Re: [PATCH v2 0/7] udf: rework name conversions to fix multi-bytes characters support

From: Jan Kara
Date: Fri Jan 22 2016 - 11:41:51 EST


On Fri 15-01-16 02:44:18, Andrew Gabbasov wrote:
> V3:
>
> Patches 1 and 2 skipped from sending since they are already accepted
> by the maintainer (patch 2 with some changes comparing to V2).
>
> Patches 3 - 5 rebased on top of updated patch 2.
>
> Patch 6: Fixed a mistake in passing parameters to translate_to_linux():
> the third buffer and length, used for CRC calculation, should be
> passed without leading encoding character.

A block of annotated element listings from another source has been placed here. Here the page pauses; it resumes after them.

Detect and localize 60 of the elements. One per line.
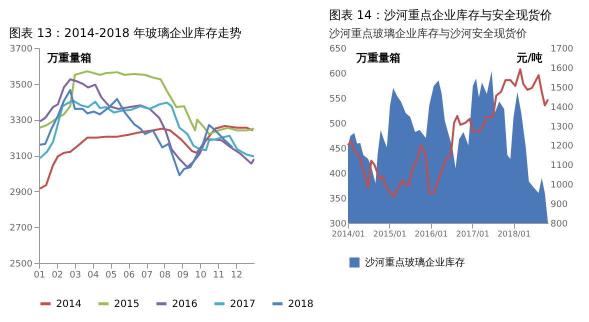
y-tick-label: 3100 (10, 152, 33, 162)
line-series (38, 70, 255, 135)
x-tick-label: 06 (123, 270, 136, 280)
legend-label: 2018 (288, 298, 314, 310)
y2-axis-title: 元/吨 (515, 52, 542, 64)
x-tick-label: 2015/01 (373, 230, 406, 238)
x-tick-label: 05 (105, 270, 117, 280)
line-series (38, 124, 254, 190)
x-tick-label: 11 (212, 270, 224, 280)
x-tick-label: 2017/01 (456, 230, 490, 238)
line-series (38, 100, 255, 160)
x-tick-label: 2018/01 (497, 230, 531, 238)
y-tick-label: 350 (329, 194, 347, 204)
x-tick-label: 01 (34, 270, 46, 280)
x-tick-label: 10 (195, 270, 207, 280)
y2-tick-label: 1100 (550, 161, 574, 172)
y2-tick-label: 1200 (550, 142, 574, 152)
y-tick-label: 450 (329, 144, 347, 154)
y-tick-label: 400 (329, 170, 347, 180)
y2-tick-label: 1700 (550, 44, 574, 54)
y-tick-label: 300 (329, 220, 347, 230)
line-series (38, 89, 234, 176)
x-tick-label: 08 (159, 270, 171, 280)
y-tick-label: 3300 (10, 116, 33, 126)
y2-tick-label: 800 (550, 220, 568, 230)
y-axis-title: 万重量箱 (356, 52, 400, 64)
x-tick-label: 2016/01 (414, 230, 448, 238)
y2-tick-label: 1500 (550, 83, 574, 94)
chart-title: 图表 14：沙河重点企业库存与安全现货价 (328, 8, 552, 22)
y-tick-label: 500 (329, 120, 347, 130)
y2-tick-label: 1600 (550, 64, 574, 74)
y-tick-label: 3700 (10, 44, 33, 54)
y-tick-label: 2700 (10, 224, 33, 234)
legend-label: 2017 (230, 298, 256, 310)
legend-label: 2014 (56, 298, 82, 310)
y-tick-label: 3500 (10, 80, 33, 90)
chart-subtitle: 沙河重点玻璃企业库存与沙河安全现货价 (328, 27, 527, 40)
x-tick-label: 12 (230, 270, 242, 280)
y2-tick-label: 1000 (550, 180, 574, 191)
y-tick-label: 650 (329, 44, 347, 54)
y2-tick-label: 1300 (550, 122, 574, 132)
line-series (347, 68, 549, 198)
y-tick-label: 550 (329, 94, 347, 104)
x-tick-label: 09 (177, 270, 189, 280)
chart-title: 图表 13：2014-2018 年玻璃企业库存走势 (9, 26, 242, 40)
line-series (38, 78, 255, 168)
x-tick-label: 04 (88, 270, 100, 280)
y-tick-label: 2900 (10, 188, 33, 198)
x-tick-label: 07 (141, 270, 153, 280)
x-tick-label: 03 (70, 270, 82, 280)
y-tick-label: 600 (329, 70, 347, 80)
x-tick-label: 2014/01 (332, 230, 366, 238)
y-tick-label: 2500 (10, 260, 33, 270)
y2-tick-label: 1400 (550, 102, 574, 113)
y-axis-title: 万重量箱 (46, 52, 92, 64)
legend-label: 2015 (114, 298, 140, 310)
x-tick-label: 02 (52, 270, 64, 280)
legend-label: 2016 (172, 298, 198, 310)
y2-tick-label: 900 (550, 200, 568, 210)
legend-label: 沙河重点玻璃企业库存 (365, 256, 465, 268)
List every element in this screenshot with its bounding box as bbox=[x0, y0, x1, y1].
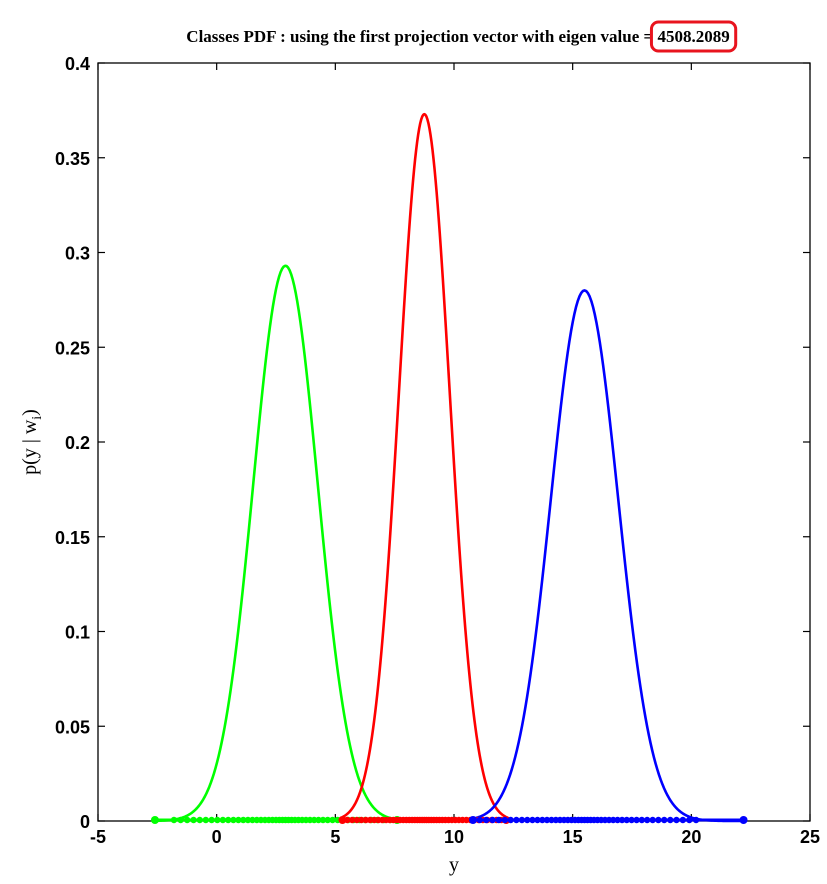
sample-point bbox=[673, 816, 680, 824]
sample-point bbox=[483, 816, 490, 824]
sample-point bbox=[518, 816, 526, 824]
sample-point bbox=[468, 816, 477, 824]
sample-point bbox=[643, 816, 651, 824]
sample-point bbox=[661, 816, 668, 824]
sample-point bbox=[529, 816, 536, 824]
sample-point bbox=[633, 816, 640, 824]
sample-point bbox=[219, 816, 227, 824]
sample-point bbox=[190, 816, 197, 824]
sample-point bbox=[692, 816, 700, 824]
sample-point bbox=[649, 816, 656, 824]
sample-point bbox=[208, 816, 215, 824]
x-tick-label: 20 bbox=[681, 827, 701, 847]
pdf-curve-2 bbox=[341, 112, 507, 819]
sample-point bbox=[655, 816, 662, 824]
sample-point bbox=[524, 816, 531, 824]
title-prefix: Classes PDF : using the first projection… bbox=[186, 27, 639, 46]
sample-point bbox=[614, 816, 621, 824]
x-tick-label: 0 bbox=[212, 827, 222, 847]
series-group bbox=[150, 112, 748, 824]
sample-point bbox=[618, 816, 626, 824]
y-tick-label: 0.35 bbox=[55, 149, 90, 169]
sample-point bbox=[501, 816, 509, 824]
y-tick-label: 0.15 bbox=[55, 528, 90, 548]
x-tick-label: 25 bbox=[800, 827, 820, 847]
sample-point bbox=[543, 816, 551, 824]
y-tick-label: 0.4 bbox=[65, 54, 90, 74]
sample-point bbox=[183, 816, 191, 824]
sample-point bbox=[214, 816, 221, 824]
eigen-value-highlight-box bbox=[649, 20, 738, 53]
sample-point bbox=[150, 816, 159, 824]
y-tick-label: 0.2 bbox=[65, 433, 90, 453]
sample-point bbox=[244, 816, 252, 824]
y-tick-label: 0 bbox=[80, 812, 90, 832]
sample-point bbox=[230, 816, 237, 824]
sample-point bbox=[638, 816, 645, 824]
sample-point bbox=[679, 816, 687, 824]
sample-point bbox=[324, 816, 331, 824]
plot-area: -5 0 5 10 15 20 25 00.050.10.150.20.250.30.350… bbox=[55, 54, 820, 847]
chart-title: Classes PDF : using the first projection… bbox=[186, 27, 729, 46]
x-tick-label: 15 bbox=[563, 827, 583, 847]
y-tick-label: 0.05 bbox=[55, 717, 90, 737]
sample-point bbox=[686, 816, 693, 824]
sample-point bbox=[507, 816, 514, 824]
sample-point bbox=[353, 816, 361, 824]
x-axis-label: y bbox=[449, 854, 459, 876]
sample-point bbox=[739, 816, 748, 824]
sample-point bbox=[319, 816, 327, 824]
x-tick-label: 5 bbox=[330, 827, 340, 847]
x-axis-ticks: -5 0 5 10 15 20 25 bbox=[90, 63, 820, 847]
eigen-value: 4508.2089 bbox=[657, 27, 729, 46]
sample-point bbox=[534, 816, 541, 824]
pdf-curve-1 bbox=[154, 264, 398, 823]
y-tick-label: 0.25 bbox=[55, 338, 90, 358]
sample-point bbox=[170, 816, 178, 824]
sample-point bbox=[495, 816, 502, 824]
sample-point bbox=[235, 816, 242, 824]
title-equals: = bbox=[644, 27, 654, 46]
sample-point bbox=[513, 816, 520, 824]
sample-point bbox=[628, 816, 635, 824]
y-tick-label: 0.3 bbox=[65, 244, 90, 264]
sample-point bbox=[358, 816, 365, 824]
axes-box bbox=[97, 62, 811, 822]
x-tick-label: 10 bbox=[444, 827, 464, 847]
sample-point bbox=[315, 816, 322, 824]
sample-point bbox=[240, 816, 247, 824]
y-axis-label: p(y | wi) bbox=[19, 409, 45, 475]
sample-point bbox=[489, 816, 496, 824]
sample-point bbox=[667, 816, 674, 824]
sample-point bbox=[177, 816, 184, 824]
sample-point bbox=[623, 816, 630, 824]
sample-point bbox=[225, 816, 232, 824]
sample-point bbox=[476, 816, 483, 824]
y-tick-label: 0.1 bbox=[65, 623, 90, 643]
sample-point bbox=[196, 816, 203, 824]
sample-point bbox=[329, 816, 336, 824]
sample-point bbox=[338, 816, 347, 824]
x-tick-label: -5 bbox=[90, 827, 106, 847]
sample-point bbox=[202, 816, 209, 824]
sample-point bbox=[348, 816, 356, 824]
y-axis-ticks: 0 0.05 0.1 0.15 0.2 0.25 0.3 0.35 0.4 bbox=[55, 54, 810, 832]
sample-point bbox=[539, 816, 546, 824]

Thanks! For now I've taken patches 3-6 into my tree. I'll have a look at
patch 7 next week since I need a fresh mind for that.

Honza
>
> Patch 7: Main part of body of converting loops extracted to a separate
> helper function. Also, some other modifications addressing maintainer's
> comments to V2.
>
> V2:
>
> The single patch was split into several commits for separate logical
> steps. Also, some minor fixes were done in the code of the patches.
>
> V1:
>
> Current implementation has several issues in unicode.c, mostly related
> to handling multi-bytes characters in file names:
>
> - loop ending conditions in udf_CS0toUTF8 and udf_CS0toNLS functions do not
> properly catch the end of output buffer in case of multi-bytes characters,
> allowing out-of-bounds writing and memory corruption;
>
> - udf_UTF8toCS0 and udf_NLStoCS0 do not check the right boundary of output
> buffer at all, also allowing out-of-bounds writing and memory corruption;
>
> - udf_translate_to_linux does not take into account multi-bytes characters
> at all (although it is called after converting to UTF8 or NLS): maximal
> length of extension is counted as 5 bytes, that may be incorrect with
> multi-bytes characters; when inserting CRC and extension for long names
> (near the end of the buffer), they are inserted at fixed place at the end,
> that can break into the middle of the multi-bytes character;
>
> - when being converted from CS0 to UTF8 (or NLS), the name can be truncated
> (even if the sizes in bytes of input and output buffers are the same),
> but the following translating function does not know about it and does not
> insert CRC, as it is assumed by the specs.
>
> Because of the last item above, it looks like all the checks and
> conversions (re-coding and possible CRC insertions) should be done
> simultaneously in the single function. This means that the listed
> issues can not be fixed independently and separately. So, the whole
> conversion and translation support should be reworked.
>
> The proposed implementation below fixes the listed issues, and also has
> some additional features:
>
> - it gets rid of "struct ustr", since it actually just makes an unneeded
> extra copying of the buffer and does not have any other significant
> advantage;
>
> - it unifies UTF8 and NLS conversions support, since there is no much
> sense to separate these cases;
>
> - UDF_NAME_LEN constant adjusted to better reflect actual restrictions.
>
>
> Andrew Gabbasov (7):
> udf: Prevent buffer overrun with multi-byte characters
> udf: Check output buffer length when converting name to CS0
> udf: Parameterize output length in udf_put_filename
> udf: Join functions for UTF8 and NLS conversions
> udf: Adjust UDF_NAME_LEN to better reflect actual restrictions
> udf: Remove struct ustr as non-needed intermediate storage
> udf: Merge linux specific translation into CS0 conversion function
>
> fs/udf/namei.c | 16 +-
> fs/udf/super.c | 38 ++--
> fs/udf/udfdecl.h | 21 +-
> fs/udf/unicode.c | 620 ++++++++++++++++++++++---------------------------------
> 4 files changed, 281 insertions(+), 414 deletions(-)
>
> --
> 2.1.0
>
>
--
Jan Kara <jack@xxxxxxxx>
SUSE Labs, CR